Alber Elbaz, artistic director of creative affairs at Lanvin described the house’s collaboration with H&M in 2010 as ‘giving a child away for adoption’ before justifying the move by adding that “everything in life is timing… the world is changing”. Well, that doesn't seem like very good parenting to me.

Although critics have expressed doubts that tie-ups could damage a luxury brand’s image, Jean-Jacques Picart, Art Director of Lanvin and Senior Consultant for LVMH believes that the co-branding made mass consumers more knowledgeable about luxury brands. The advantage for high street brands is obvious but why would high-end labels jeopardise themselves this way? Greater publicity? Perhaps.

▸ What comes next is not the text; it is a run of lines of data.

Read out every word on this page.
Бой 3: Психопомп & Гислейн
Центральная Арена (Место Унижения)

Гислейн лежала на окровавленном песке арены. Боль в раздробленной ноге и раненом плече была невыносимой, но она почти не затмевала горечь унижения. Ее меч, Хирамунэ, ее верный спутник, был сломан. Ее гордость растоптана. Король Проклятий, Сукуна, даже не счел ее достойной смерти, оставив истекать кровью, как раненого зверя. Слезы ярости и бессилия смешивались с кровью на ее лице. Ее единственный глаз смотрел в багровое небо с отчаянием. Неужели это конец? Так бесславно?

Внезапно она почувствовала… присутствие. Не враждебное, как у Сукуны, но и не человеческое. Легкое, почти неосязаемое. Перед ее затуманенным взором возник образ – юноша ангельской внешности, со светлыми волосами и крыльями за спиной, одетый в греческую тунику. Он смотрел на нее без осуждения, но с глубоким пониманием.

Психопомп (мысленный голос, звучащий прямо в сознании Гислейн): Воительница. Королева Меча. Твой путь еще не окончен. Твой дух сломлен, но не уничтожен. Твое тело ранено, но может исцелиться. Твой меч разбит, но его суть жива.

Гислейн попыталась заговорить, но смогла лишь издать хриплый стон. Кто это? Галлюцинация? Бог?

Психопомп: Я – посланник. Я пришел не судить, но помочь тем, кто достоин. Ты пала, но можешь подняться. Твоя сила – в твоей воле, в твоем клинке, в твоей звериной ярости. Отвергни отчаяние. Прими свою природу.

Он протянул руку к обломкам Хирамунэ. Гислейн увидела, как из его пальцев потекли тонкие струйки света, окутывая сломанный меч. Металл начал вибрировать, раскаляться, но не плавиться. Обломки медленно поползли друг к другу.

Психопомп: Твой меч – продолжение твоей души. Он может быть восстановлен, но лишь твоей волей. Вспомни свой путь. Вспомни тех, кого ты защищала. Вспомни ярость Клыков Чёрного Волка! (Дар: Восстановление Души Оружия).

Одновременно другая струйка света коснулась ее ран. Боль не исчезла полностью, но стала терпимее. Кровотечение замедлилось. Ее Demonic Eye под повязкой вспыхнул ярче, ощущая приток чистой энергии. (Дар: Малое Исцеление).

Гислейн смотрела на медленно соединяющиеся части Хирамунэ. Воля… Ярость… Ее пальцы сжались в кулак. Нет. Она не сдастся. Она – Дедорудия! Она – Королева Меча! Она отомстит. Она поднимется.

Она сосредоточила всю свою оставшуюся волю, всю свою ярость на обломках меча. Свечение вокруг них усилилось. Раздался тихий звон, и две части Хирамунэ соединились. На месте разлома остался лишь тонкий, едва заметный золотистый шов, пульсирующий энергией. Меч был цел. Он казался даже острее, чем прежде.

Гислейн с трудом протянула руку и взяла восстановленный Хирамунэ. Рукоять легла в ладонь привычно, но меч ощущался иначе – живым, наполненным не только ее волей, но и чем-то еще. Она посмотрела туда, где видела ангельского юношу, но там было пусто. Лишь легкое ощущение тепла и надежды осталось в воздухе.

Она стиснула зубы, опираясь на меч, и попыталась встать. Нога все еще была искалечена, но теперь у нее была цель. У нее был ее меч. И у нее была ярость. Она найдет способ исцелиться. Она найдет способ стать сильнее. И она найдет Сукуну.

The real reason is profit. The collaborations led to dramatically increased sales. Even designers who had previously declined offers to collaborate are being seduced. Donatella Versace, who was approached by H&M in 2008 and declined, launched a Versace line for the store in January, 2011.

"I respect everyone who does it" Versace explained the first time she turned down the Swedish brand. "But the reason I didn't do it is because I work very hard to put the Versace line in the luxury section. I think to put the Versace line in H&M would confuse the brand."

Really? Well now she isn’t the only one.